LG Verden: Zur gebührenrechtlichen Behandlung von Abmahnungen wegen Urheberrechtsverletzungen im Internet

Landgericht Verden vom 04.05.2012

Aktenzeichen: 3 S 59/11

1.  Zwei urheberrechtliche Abmahnungen in engem zeitlichen und tatsächlichen Zusammenhang mit nach Art und Weise identischem Verletzungsvorwurf sind gebührenrechtlich als eine Angelegenheit zu behandeln.

2.  Bei der Bemessung des Gegenstandswerts von urheberrechtliche Abmahnungen wegen des Einstellens von pornografischen Filmen in Internettauschbörsen verbietet sich der Vergleich mit großen Kinoproduktionen und populären Musiktiteln; angemessen ist ein Gegenstandswert von 2.500,00 € (Abgrenzung zu LG Magdeburg v. 11.05.2011, Az. 7 O 1337/10).

(Leitsätze d. Verf.) Volltext: Urteil des LG Verden vom 04.05.2012 (3 S 59/11)

(…)

2. (…) Die Rechtsanwälte S. hätten die von der Fa. S. AG verfolgten Urheberrechtsverletzungen (bezüglich der Filme „D. G.“ und „W. T. S.“) allerdings nicht als zwei verschiedene Angelegenheiten, sondern als einheitliche Angelegenheit bearbeiten und folglich auch abrechnen müssen. Die von der Fa. S. AG geltend gemachten Urheberrechtsverletzungen haben sich zwar an unterschiedlichen Tagen ereignet (15. bzw. 22.10.2010). Sie sind von den Rechtsanwälten U. auch mit Schreiben von unterschiedlichen Tagen (26. bzw. 27.01.2011) gegenüber dem Beklagten angezeigt worden. Der Beklagte hat die beiden betreffenden Abmahnungen (zusammen mit den weiter eingegangenen Abmahnungen im Namen der Rechteinhaber M. GmbH und M. GmbH & Co. KG) jedoch den Rechtsanwälten S. als einheitlichen Vorgang überreicht. Die Abmahnungen standen ersichtlich auch in einem engen zeitlichen und tatsächlichen Zusammenhang.

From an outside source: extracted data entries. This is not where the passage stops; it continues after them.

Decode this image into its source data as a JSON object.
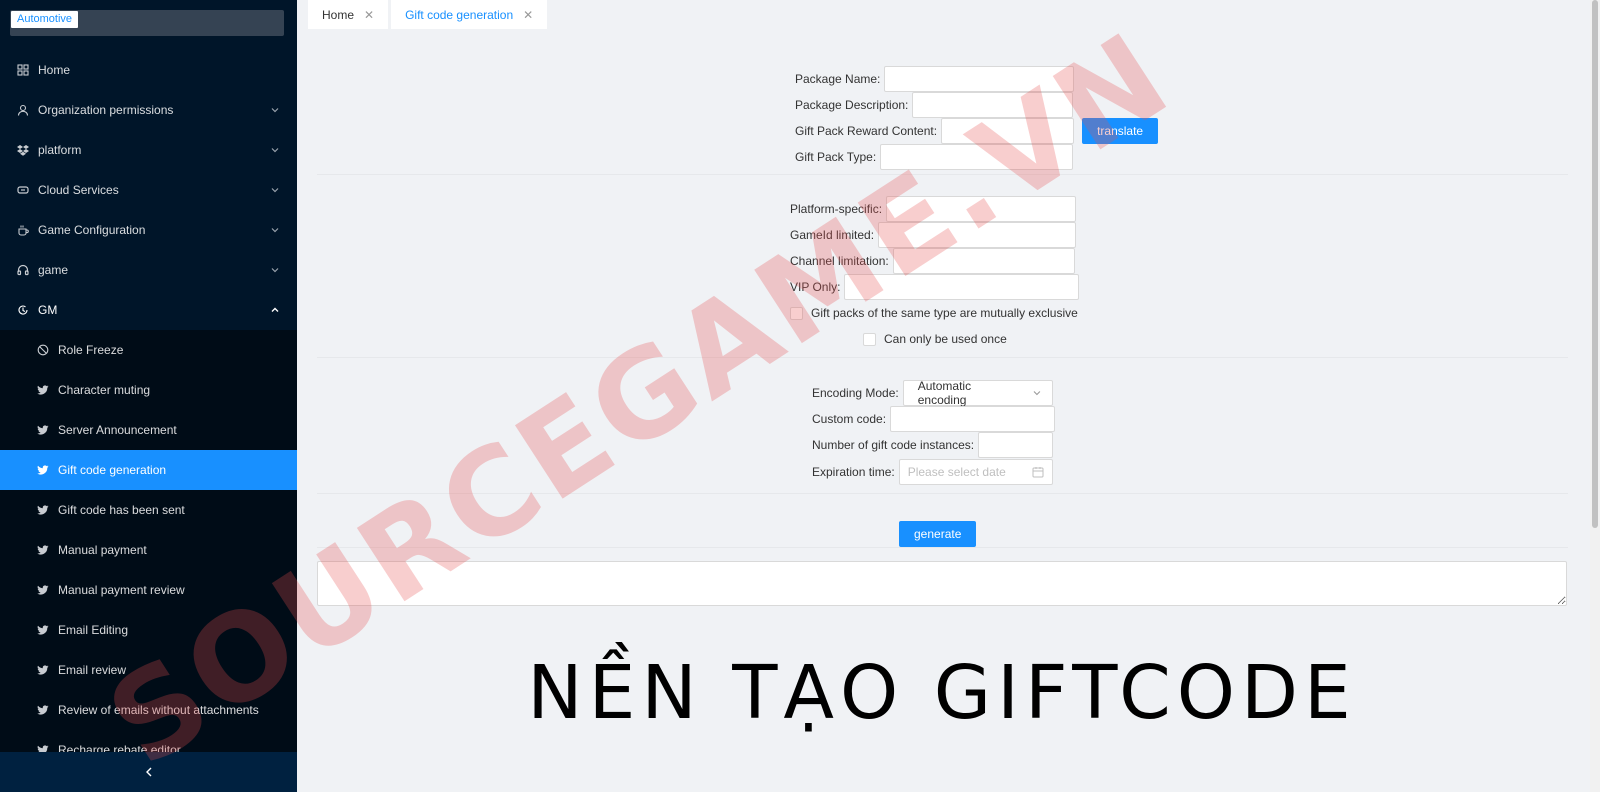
{
  "brand": {
    "tag": "Automotive"
  },
  "menu": [
    {
      "label": "Home",
      "icon": "dashboard-icon"
    },
    {
      "label": "Organization permissions",
      "icon": "user-icon"
    },
    {
      "label": "platform",
      "icon": "dropbox-icon"
    },
    {
      "label": "Cloud Services",
      "icon": "cloud-link-icon"
    },
    {
      "label": "Game Configuration",
      "icon": "coffee-icon"
    },
    {
      "label": "game",
      "icon": "headphones-icon"
    },
    {
      "label": "GM",
      "icon": "gm-icon"
    }
  ],
  "gm_submenu": [
    {
      "label": "Role Freeze",
      "icon": "stop-icon"
    },
    {
      "label": "Character muting",
      "icon": "bird-icon"
    },
    {
      "label": "Server Announcement",
      "icon": "bird-icon"
    },
    {
      "label": "Gift code generation",
      "icon": "bird-icon",
      "active": true
    },
    {
      "label": "Gift code has been sent",
      "icon": "bird-icon"
    },
    {
      "label": "Manual payment",
      "icon": "bird-icon"
    },
    {
      "label": "Manual payment review",
      "icon": "bird-icon"
    },
    {
      "label": "Email Editing",
      "icon": "bird-icon"
    },
    {
      "label": "Email review",
      "icon": "bird-icon"
    },
    {
      "label": "Review of emails without attachments",
      "icon": "bird-icon"
    },
    {
      "label": "Recharge rebate editor",
      "icon": "bird-icon"
    }
  ],
  "tabs": [
    {
      "label": "Home",
      "active": false
    },
    {
      "label": "Gift code generation",
      "active": true
    }
  ],
  "form": {
    "package_name": {
      "label": "Package Name:",
      "value": ""
    },
    "package_description": {
      "label": "Package Description:",
      "value": ""
    },
    "reward_content": {
      "label": "Gift Pack Reward Content:",
      "value": ""
    },
    "translate_label": "translate",
    "pack_type": {
      "label": "Gift Pack Type:",
      "value": ""
    },
    "platform_specific": {
      "label": "Platform-specific:",
      "value": ""
    },
    "gameid_limited": {
      "label": "GameId limited:",
      "value": ""
    },
    "channel_limitation": {
      "label": "Channel limitation:",
      "value": ""
    },
    "vip_only": {
      "label": "VIP Only:",
      "value": ""
    },
    "mutually_exclusive": {
      "label": "Gift packs of the same type are mutually exclusive",
      "checked": false
    },
    "use_once": {
      "label": "Can only be used once",
      "checked": false
    },
    "encoding_mode": {
      "label": "Encoding Mode:",
      "value": "Automatic encoding"
    },
    "custom_code": {
      "label": "Custom code:",
      "value": ""
    },
    "instances": {
      "label": "Number of gift code instances:",
      "value": ""
    },
    "expiration": {
      "label": "Expiration time:",
      "placeholder": "Please select date"
    },
    "generate_label": "generate",
    "output": ""
  },
  "overlay": {
    "watermark": "SOURCEGAME.VN",
    "banner": "NỀN TẠO GIFTCODE"
  },
  "colors": {
    "accent": "#1890ff",
    "sidebar": "#001529",
    "submenu": "#000c17",
    "watermark": "#e65050"
  }
}
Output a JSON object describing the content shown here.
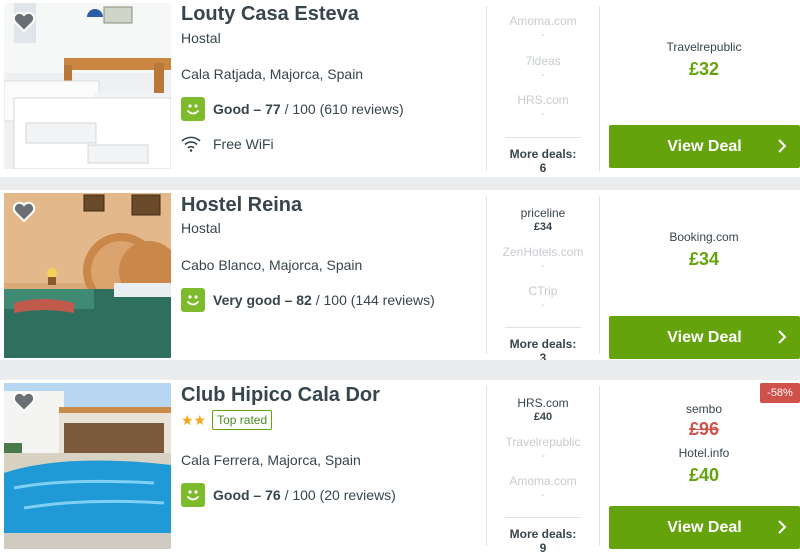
{
  "colors": {
    "accent": "#65a30d",
    "rating_badge": "#7dbb2c",
    "discount": "#d0514b",
    "star": "#f4a614"
  },
  "hotels": [
    {
      "name": "Louty Casa Esteva",
      "type": "Hostal",
      "location": "Cala Ratjada, Majorca, Spain",
      "rating_label": "Good – 77",
      "rating_rest": " / 100 (610 reviews)",
      "amenity": "Free WiFi",
      "deals": [
        {
          "provider": "Amoma.com",
          "price": "-"
        },
        {
          "provider": "7ideas",
          "price": "-"
        },
        {
          "provider": "HRS.com",
          "price": "-"
        }
      ],
      "more_deals": "More deals: 6",
      "best_provider": "Travelrepublic",
      "best_price": "£32",
      "button": "View Deal"
    },
    {
      "name": "Hostel Reina",
      "type": "Hostal",
      "location": "Cabo Blanco, Majorca, Spain",
      "rating_label": "Very good – 82",
      "rating_rest": " / 100 (144 reviews)",
      "deals": [
        {
          "provider": "priceline",
          "price": "£34"
        },
        {
          "provider": "ZenHotels.com",
          "price": "-"
        },
        {
          "provider": "CTrip",
          "price": "-"
        }
      ],
      "more_deals": "More deals: 3",
      "best_provider": "Booking.com",
      "best_price": "£34",
      "button": "View Deal"
    },
    {
      "name": "Club Hipico Cala Dor",
      "stars": "★★",
      "star_count": 2,
      "badge": "Top rated",
      "location": "Cala Ferrera, Majorca, Spain",
      "rating_label": "Good – 76",
      "rating_rest": " / 100 (20 reviews)",
      "deals": [
        {
          "provider": "HRS.com",
          "price": "£40"
        },
        {
          "provider": "Travelrepublic",
          "price": "-"
        },
        {
          "provider": "Amoma.com",
          "price": "-"
        }
      ],
      "more_deals": "More deals: 9",
      "discount": "-58%",
      "struck_provider": "sembo",
      "struck_price": "£96",
      "best_provider": "Hotel.info",
      "best_price": "£40",
      "button": "View Deal"
    }
  ]
}
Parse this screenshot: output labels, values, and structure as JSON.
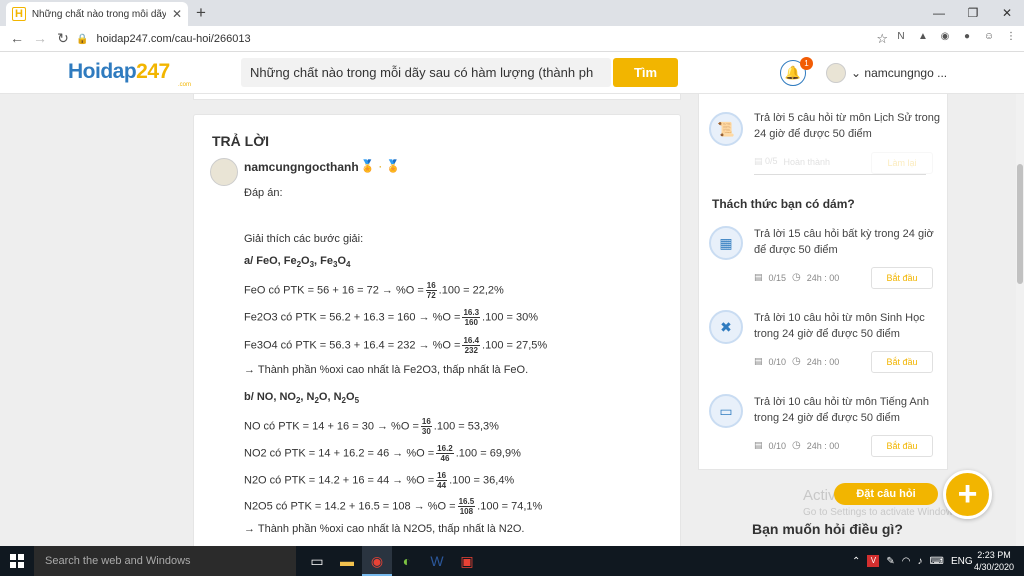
{
  "browser": {
    "tab_title": "Những chất nào trong mỗi dãy s",
    "favicon_letter": "H",
    "url": "hoidap247.com/cau-hoi/266013",
    "new_tab": "+",
    "win_min": "—",
    "win_max": "❐",
    "win_close": "✕"
  },
  "header": {
    "logo_prefix": "Hoidap",
    "logo_num": "247",
    "logo_com": ".com",
    "search_value": "Những chất nào trong mỗi dãy sau có hàm lượng (thành ph",
    "search_button": "Tìm",
    "notification_count": "1",
    "username": "namcungngo ..."
  },
  "answer": {
    "heading": "TRẢ LỜI",
    "username": "namcungngocthanh",
    "medals": "🏅 · 🏅",
    "intro": "Đáp án:",
    "explain": "Giải thích các bước giải:",
    "part_a_title": "a/ FeO, Fe2O3, Fe3O4",
    "part_a": [
      {
        "pre": "FeO có PTK = 56 + 16 = 72 → %O =",
        "num": "16",
        "den": "72",
        "post": ".100 = 22,2%"
      },
      {
        "pre": "Fe2O3 có PTK = 56.2 + 16.3 = 160 → %O =",
        "num": "16.3",
        "den": "160",
        "post": ".100 = 30%"
      },
      {
        "pre": "Fe3O4 có PTK = 56.3 + 16.4 = 232 → %O =",
        "num": "16.4",
        "den": "232",
        "post": ".100 = 27,5%"
      }
    ],
    "part_a_conclusion": "→ Thành phần %oxi cao nhất là Fe2O3, thấp nhất là FeO.",
    "part_b_title": "b/ NO, NO2, N2O, N2O5",
    "part_b": [
      {
        "pre": "NO có PTK = 14 + 16 = 30 → %O =",
        "num": "16",
        "den": "30",
        "post": ".100 = 53,3%"
      },
      {
        "pre": "NO2 có PTK = 14 + 16.2 = 46 → %O =",
        "num": "16.2",
        "den": "46",
        "post": ".100 = 69,9%"
      },
      {
        "pre": "N2O có PTK = 14.2 + 16 = 44 → %O =",
        "num": "16",
        "den": "44",
        "post": ".100 = 36,4%"
      },
      {
        "pre": "N2O5 có PTK = 14.2 + 16.5 = 108 → %O =",
        "num": "16.5",
        "den": "108",
        "post": ".100 = 74,1%"
      }
    ],
    "part_b_conclusion": "→ Thành phần %oxi cao nhất là N2O5, thấp nhất là N2O."
  },
  "sidebar": {
    "top_task": {
      "text": "Trả lời 5 câu hỏi  từ môn Lịch Sử trong 24 giờ để được 50 điểm",
      "icon": "scroll-icon"
    },
    "challenge_title": "Thách thức bạn có dám?",
    "tasks": [
      {
        "text": "Trả lời 15 câu hỏi  bất kỳ  trong 24 giờ để được 50 điểm",
        "progress": "0/15",
        "time": "24h : 00",
        "button": "Bắt đầu",
        "icon": "grid-icon"
      },
      {
        "text": "Trả lời 10 câu hỏi  từ môn Sinh Học trong 24 giờ để được 50 điểm",
        "progress": "0/10",
        "time": "24h : 00",
        "button": "Bắt đầu",
        "icon": "dna-icon"
      },
      {
        "text": "Trả lời 10 câu hỏi  từ môn Tiếng Anh trong 24 giờ để được 50 điểm",
        "progress": "0/10",
        "time": "24h : 00",
        "button": "Bắt đầu",
        "icon": "english-icon"
      }
    ],
    "ask_pill": "Đặt câu hỏi",
    "ask_fab": "+",
    "want_ask": "Bạn muốn hỏi điều gì?",
    "activate_title": "Activ",
    "activate_sub": "Go to Settings to activate Windows."
  },
  "taskbar": {
    "search_placeholder": "Search the web and Windows",
    "tray_lang": "ENG",
    "time": "2:23 PM",
    "date": "4/30/2020"
  }
}
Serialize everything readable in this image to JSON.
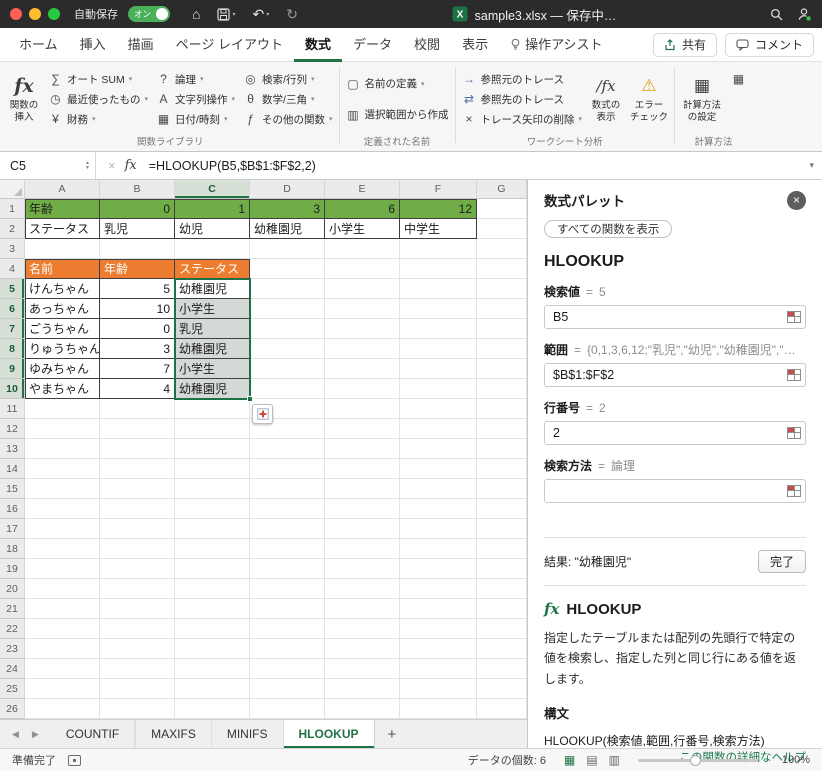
{
  "colors": {
    "accent": "#217346",
    "green-fill": "#70AD47",
    "orange-fill": "#ED7D31",
    "selection": "#1E7145",
    "titlebar-bg": "#2B2B2B"
  },
  "icons": {
    "home": "⌂",
    "undo": "↶",
    "redo": "↻",
    "chevron": "▾",
    "sigma": "∑",
    "clock": "◷",
    "finance": "¥",
    "logic": "?",
    "text-ops": "A",
    "calendar": "▦",
    "lookup": "◎",
    "math": "θ",
    "more-fns": "ƒ",
    "fx": "fx",
    "define-name": "▢",
    "from-selection": "▥",
    "trace-precedents": "→",
    "trace-dependents": "⇄",
    "remove-arrows": "×",
    "show-formulas": "∕fx",
    "error-check": "⚠",
    "calc-settings": "▦",
    "calc-now": "▦",
    "close": "×",
    "cancel": "×",
    "stepper-up": "▴",
    "stepper-down": "▾",
    "nav-prev": "◀",
    "nav-next": "▶",
    "add-sheet": "+",
    "view-normal": "▦",
    "view-page-layout": "▤",
    "view-page-break": "▥",
    "expand-formula-bar": "▾"
  },
  "titlebar": {
    "autosave_label": "自動保存",
    "autosave_state": "オン",
    "doc_title": "sample3.xlsx — 保存中…"
  },
  "ribbon_tabs": {
    "items": [
      {
        "label": "ホーム"
      },
      {
        "label": "挿入"
      },
      {
        "label": "描画"
      },
      {
        "label": "ページ レイアウト"
      },
      {
        "label": "数式"
      },
      {
        "label": "データ"
      },
      {
        "label": "校閲"
      },
      {
        "label": "表示"
      },
      {
        "label": "操作アシスト"
      }
    ],
    "share": "共有",
    "comments": "コメント"
  },
  "ribbon": {
    "insert_function": "関数の挿入",
    "function_library": {
      "label": "関数ライブラリ",
      "items": [
        "オート SUM",
        "最近使ったもの",
        "財務",
        "論理",
        "文字列操作",
        "日付/時刻",
        "検索/行列",
        "数学/三角",
        "その他の関数"
      ]
    },
    "defined_names": {
      "label": "定義された名前",
      "items": [
        "名前の定義",
        "選択範囲から作成"
      ]
    },
    "analysis": {
      "label": "ワークシート分析",
      "items": [
        "参照元のトレース",
        "参照先のトレース",
        "トレース矢印の削除"
      ],
      "show_formulas": "数式の表示",
      "error_check": "エラー チェック"
    },
    "calculation": {
      "label": "計算方法",
      "settings": "計算方法の設定"
    }
  },
  "formula_bar": {
    "name_box": "C5",
    "formula": "=HLOOKUP(B5,$B$1:$F$2,2)"
  },
  "sheet": {
    "col_headers": [
      "A",
      "B",
      "C",
      "D",
      "E",
      "F",
      "G"
    ],
    "rows_visible": 26,
    "lookup_table": {
      "start_row": 1,
      "rows": [
        [
          "年齢",
          "0",
          "1",
          "3",
          "6",
          "12"
        ],
        [
          "ステータス",
          "乳児",
          "幼児",
          "幼稚園児",
          "小学生",
          "中学生"
        ]
      ]
    },
    "people_table": {
      "header_row": 4,
      "headers": [
        "名前",
        "年齢",
        "ステータス"
      ],
      "rows": [
        [
          "けんちゃん",
          "5",
          "幼稚園児"
        ],
        [
          "あっちゃん",
          "10",
          "小学生"
        ],
        [
          "ごうちゃん",
          "0",
          "乳児"
        ],
        [
          "りゅうちゃん",
          "3",
          "幼稚園児"
        ],
        [
          "ゆみちゃん",
          "7",
          "小学生"
        ],
        [
          "やまちゃん",
          "4",
          "幼稚園児"
        ]
      ]
    },
    "selection": {
      "range": "C5:C10",
      "active_cell": "C5",
      "selected_col": "C",
      "selected_rows": [
        5,
        6,
        7,
        8,
        9,
        10
      ]
    }
  },
  "palette": {
    "title": "数式パレット",
    "show_all_button": "すべての関数を表示",
    "function_name": "HLOOKUP",
    "fields": [
      {
        "label": "検索値",
        "eq": "=",
        "preview": "5",
        "value": "B5"
      },
      {
        "label": "範囲",
        "eq": "=",
        "preview": "{0,1,3,6,12;\"乳児\",\"幼児\",\"幼稚園児\",\"…",
        "value": "$B$1:$F$2"
      },
      {
        "label": "行番号",
        "eq": "=",
        "preview": "2",
        "value": "2"
      },
      {
        "label": "検索方法",
        "eq": "=",
        "preview": "論理",
        "value": ""
      }
    ],
    "result": "結果: \"幼稚園児\"",
    "done_button": "完了",
    "help_fx": "fx",
    "help_name": "HLOOKUP",
    "description": "指定したテーブルまたは配列の先頭行で特定の値を検索し、指定した列と同じ行にある値を返します。",
    "syntax_label": "構文",
    "syntax": "HLOOKUP(検索値,範囲,行番号,検索方法)",
    "help_link": "この関数の詳細なヘルプ"
  },
  "sheet_tabs": {
    "items": [
      {
        "label": "COUNTIF"
      },
      {
        "label": "MAXIFS"
      },
      {
        "label": "MINIFS"
      },
      {
        "label": "HLOOKUP"
      }
    ]
  },
  "status_bar": {
    "ready": "準備完了",
    "count": "データの個数: 6",
    "zoom": "100%"
  }
}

Der Vorwurf hinsichtlich Art und Weise der begangenen Urheberrechtsverletzung war jeweils identisch. Im Interesse des Beklagten als dem von ihnen vertretenen Mandanten hätten die Rechtsanwälte S. schon gegenüber den Rechtsanwälten U. darauf hinweisen müssen, dass die Abmahnungen hinsichtlich Filmwerken der Fa. S. AG einheitlich hätten ergehen und etwaige Kosten hierfür allenfalls nach einem kumulierten Gegenstandswert hätten berechnet werden dürfen. Demgegenüber beide Abmahnungen seitens der Fa. S. AG isoliert voneinander zu bearbeiten, stellt sich als fehlerhafte Wahrnehmung der Interessen des Beklagten dar. Tatsächlich ist auf beide (nahezu identischen) Abmahnungen durch die Rechtsanwälte S. für den Beklagten auch nahezu identisch reagiert worden. Unterschiede in der Prüfung des Einzelfalls gab es ganz offensichtlich nicht. Diese fehlerhafte Vorgehensweise darf nicht dadurch honoriert werden, dass die Rechtsanwälte S. ihre Tätigkeit hinsichtlich dieser Abmahnungen jeweils einzeln abrechnen.
3. Der Gegenstandswert für die Befassung mit den von den Rechteinhabern durch die Rechtsanwälte U. geltend gemachten Ansprüchen kann nach Auffassung der Kammer – für jede einzelne bearbeitete Urheberrechtsverletzung – weder mit 30.650,00 € (wie den Rechnungen zu Grunde gelegt) noch mit 25.000,00 € (wie es das Amtsgericht sowie die Rechtsanwälte U. in ihren Abmahnungen getan haben) festgesetzt werden. Der Gegenstandswert eines Anspruchs auf Unterlassung aufgrund eines Urheberrechts bemisst sich nach dem gern. § 3 ZPO i. V. m. § 48 Abs. 1 Satz 1 frei zu schätzenden Interesse des Anspruchsstellers (siehe auch § 32 RVG), nämlich dem Interesse der Rechteinhaber daran, ein weiteres Anbieten der jeweiligen Filme durch den Beklagten im Internet zu verhindern. Die Anspruchssteller haben in ihren von den Rechtsanwälten U. verfassten Abmahnungen den Gegenstandswert jeweils mit 25.000,00 € angegeben. Wenn auch für die Dienstleistungen des Rechtsanwalts, der von dem Abgemahnten beauftragt worden ist, nicht zwangsläufig der dort angegebene Wert, sondern der tatsächliche Wert des rechtlich verfolgten Interesses maßgeblich ist, darf grundsätzlich der Anwalt, der mit der Abwehr bzw. Beantwortung der geltend gemachten Ansprüche beauftragt wird, seiner Tätigkeit denselben Gegenstandswert zu Grunde legen, wie dies auch der Anspruchsteller tut. Das gilt im vorliegenden Fall aber nicht. Denn der von den Rechtsanwälten U. (einer auf gewerblichen Rechtsschutz spezialisierten Anwaltskanzlei) zu Grunde gelegte Gegenstandswert ist – gerade auch für die Rechtsanwälte S. (ebenfalls im gewerblichen Rechtsschutz spezialisiert) erkennbar – offensichtlich unangemessen hoch.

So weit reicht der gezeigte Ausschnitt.